For Uyghurs, ByteDance’s danger is not hypothetical. When Chinese authorities initially built the surveillance and monitoring system in Xinjiang that preceded the re-education camps, they relied on data from Chinese tech platforms including WeChat and Douyin, ByteDance’s local TikTok version.
Turkel also refuted Chew’s testimony that TikTok would never honor requests from any government to hand over user data or allow any government to direct its moderation. In China, tech companies work toward CCP objectives without being asked, he said, and Chinese business executives who don’t toe the party line quickly disappear or worse.
ByteDance has had a Chinese Communist Party committee housed inside its corporate bureaucracy since 2017, as part of President Xi Jinping’s campaign to crack down on the independence of private tech companies. In 2018, after being scolded by the party, ByteDance CEO Zhang Yiming publicly pledged that his company would work to promote the party’s interests and its propaganda.
Hundreds of ByteDance employees have come from Chinese state media, including dozens of TikTok employees. When ByteDance began its formal relationship with the police in China, it pledged to promote their “influence and credibility” through its China-based apps, including Douyin. ByteDance has been repeatedly caught exporting this censorship via its U.S. apps as well.
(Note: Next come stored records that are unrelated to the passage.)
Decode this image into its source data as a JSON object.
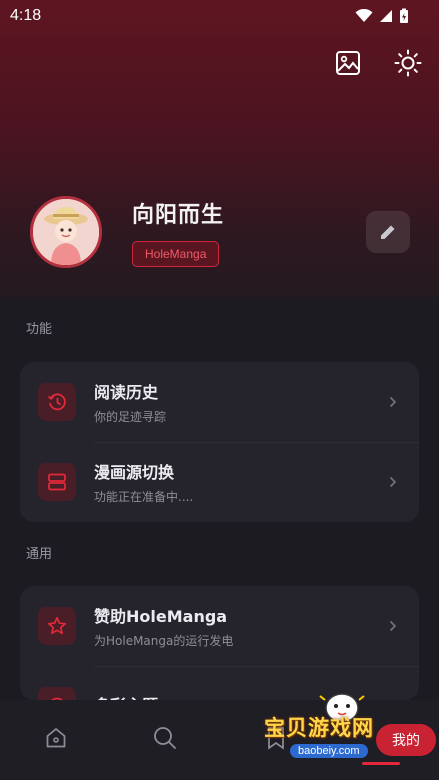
{
  "status": {
    "time": "4:18"
  },
  "profile": {
    "username": "向阳而生",
    "tag": "HoleManga"
  },
  "sections": {
    "features_title": "功能",
    "general_title": "通用"
  },
  "features": [
    {
      "title": "阅读历史",
      "subtitle": "你的足迹寻踪",
      "icon": "history-icon"
    },
    {
      "title": "漫画源切换",
      "subtitle": "功能正在准备中....",
      "icon": "source-switch-icon"
    }
  ],
  "general": [
    {
      "title": "赞助HoleManga",
      "subtitle": "为HoleManga的运行发电",
      "icon": "star-icon"
    },
    {
      "title": "多彩主题",
      "subtitle": "",
      "icon": "palette-icon"
    }
  ],
  "nav": {
    "mine_label": "我的"
  },
  "watermark": {
    "text": "宝贝游戏网",
    "url": "baobeiy.com"
  },
  "colors": {
    "accent": "#e3283b",
    "header": "#5e1521",
    "background": "#1c1b22",
    "card": "#25242c"
  }
}
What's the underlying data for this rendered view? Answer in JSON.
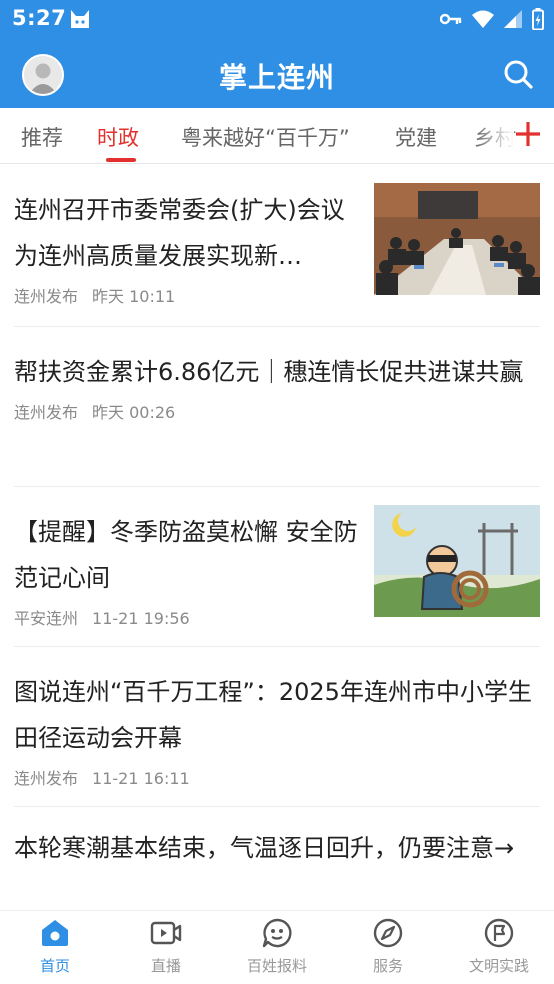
{
  "status_bar": {
    "time": "5:27"
  },
  "header": {
    "title": "掌上连州"
  },
  "tabs": [
    {
      "label": "推荐"
    },
    {
      "label": "时政"
    },
    {
      "label": "粤来越好“百千万”"
    },
    {
      "label": "党建"
    },
    {
      "label": "乡村"
    }
  ],
  "feed": [
    {
      "title": "连州召开市委常委会(扩大)会议 为连州高质量发展实现新…",
      "source": "连州发布",
      "time": "昨天 10:11"
    },
    {
      "title": "帮扶资金累计6.86亿元｜穗连情长促共进谋共赢",
      "source": "连州发布",
      "time": "昨天 00:26"
    },
    {
      "title": "【提醒】冬季防盗莫松懈 安全防范记心间",
      "source": "平安连州",
      "time": "11-21 19:56"
    },
    {
      "title": "图说连州“百千万工程”：2025年连州市中小学生田径运动会开幕",
      "source": "连州发布",
      "time": "11-21 16:11"
    },
    {
      "title": "本轮寒潮基本结束，气温逐日回升，仍要注意→"
    }
  ],
  "bottom_nav": [
    {
      "label": "首页"
    },
    {
      "label": "直播"
    },
    {
      "label": "百姓报料"
    },
    {
      "label": "服务"
    },
    {
      "label": "文明实践"
    }
  ],
  "colors": {
    "primary": "#2f8fe4",
    "accent": "#e3312d"
  }
}
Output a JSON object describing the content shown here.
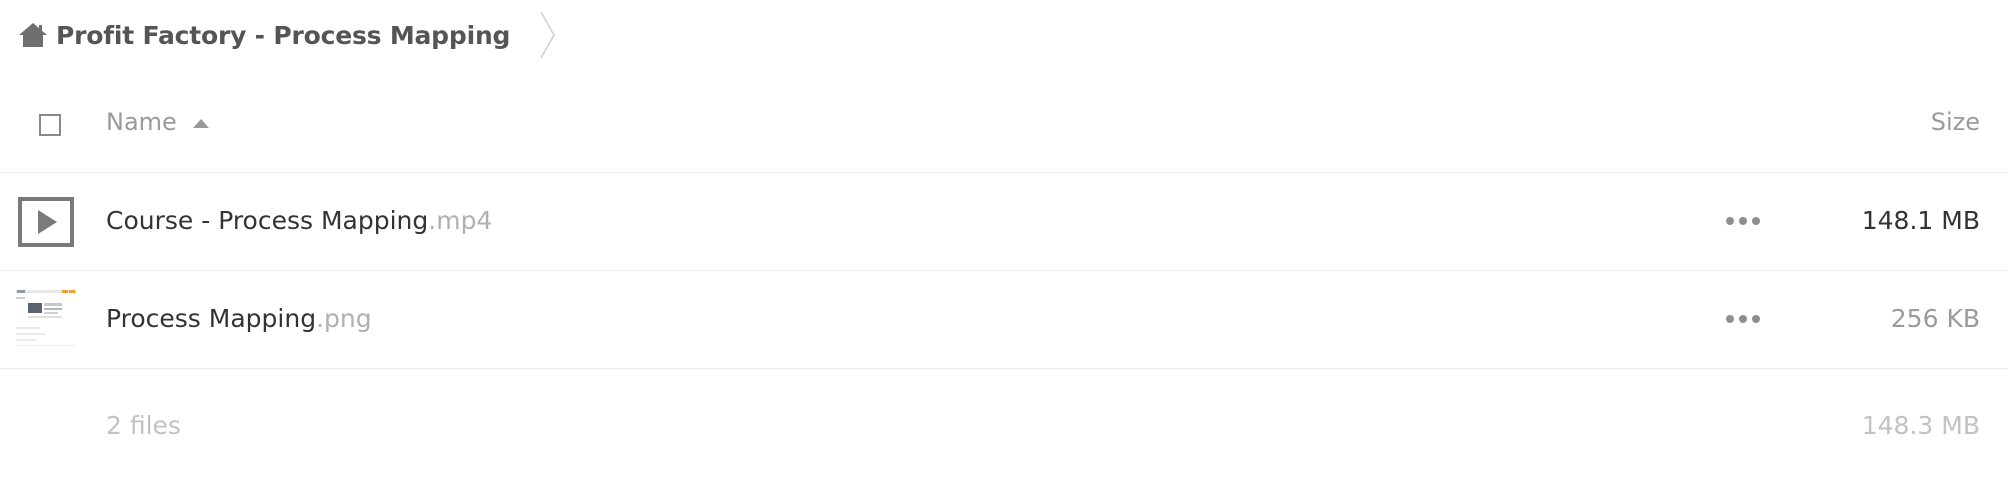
{
  "breadcrumb": {
    "home_icon": "home-icon",
    "folder_name": "Profit Factory - Process Mapping",
    "separator_icon": "chevron-right-icon"
  },
  "table": {
    "header": {
      "name_label": "Name",
      "sort_icon": "sort-ascending-icon",
      "size_label": "Size"
    },
    "files": [
      {
        "base_name": "Course - Process Mapping",
        "extension": ".mp4",
        "size": "148.1 MB",
        "thumbnail": "video-play-icon",
        "actions_icon": "more-horizontal-icon"
      },
      {
        "base_name": "Process Mapping",
        "extension": ".png",
        "size": "256 KB",
        "thumbnail": "image-preview",
        "actions_icon": "more-horizontal-icon"
      }
    ],
    "summary": {
      "count_label": "2 files",
      "total_size": "148.3 MB"
    }
  },
  "colors": {
    "icon_gray": "#7a7a7a",
    "muted_text": "#9a9a9a",
    "faint_text": "#c2c2c2",
    "divider": "#ededed"
  }
}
Leaked company documents from 2019 revealed instructions for TikTok moderators to censor content related to Tibet, Tiananmen Square and other topics the Beijing government deems sensitive. Last year, former employees of the now-defunct ByteDance-owned news app TopBuzz claimed the app had for years promoted pro-CCP content to influence U.S. public opinion.
Turkel said Chew’s equating TikTok’s practices with those of American social media companies doesn’t hold water because U.S. firms don’t work on behalf of a foreign government that has a record of stealing Americans’ data. “People argue that our social media companies do it as well, but that’s for a commercial purpose,” he said. “[TikTok] is a spying tool for the Chinese state.”
Rep. Jim Banks (R-Ind.) asked Turkel whether he agreed with TikTok’s chief operating officer when he said that U.S. criticism of TikTok felt “rooted in xenophobia.” Turkel noted that the Chinese Communist Party’s strategy to counter critics of its human rights abuses is to falsely accuse them of racism.

It shouldn’t be surprising that TikTok’s CEO would not admit the threat his app poses to Americans. Nor that the Energy and Commerce Committee didn’t understand the nuances of how the Chinese government and its tech companies work together. This is why the China committee was created.


Rep. Raja Krishnamoorthi (Ill.), the ranking Democrat on the China committee, said at the hearing, “Chinese high-tech companies work closely with Chinese officials to impose a pervasive and high-tech surveillance system that has been called an open-air prison. It matters for us because China’s tech tools are being exported around the world.”
Last week, the Chinese government undermined Chew’s assertion that ByteDance is independent by announcing that it would not permit the company to sell TikTok to U.S. interests. The platform’s claims to be immune from malign party influence are also well refuted by the testimony of Uyghurs and other victims of China’s repression, who deserve more of the world’s attention.
 
I haven't really been following this thread so I am not sure if this has come up, but I learned from my son that Purdue University has blocked TikTok.
 
It's crazy how seemingly unrelated topics intersect. As for the "What's the big deal?" question, this piece truly sheds light on the broader impact and connections. On a lighter note, speaking of TikTok, it's fascinating how the platform is this colossal meeting ground for discussions, even on such serious matters.
 
It's crazy how seemingly unrelated topics intersect. As for the "What's the big deal?" question, this piece truly sheds light on the broader impact and connections. On a lighter note, speaking of TikTok, it's fascinating how the platform is this colossal meeting ground for discussions, even on such serious matters.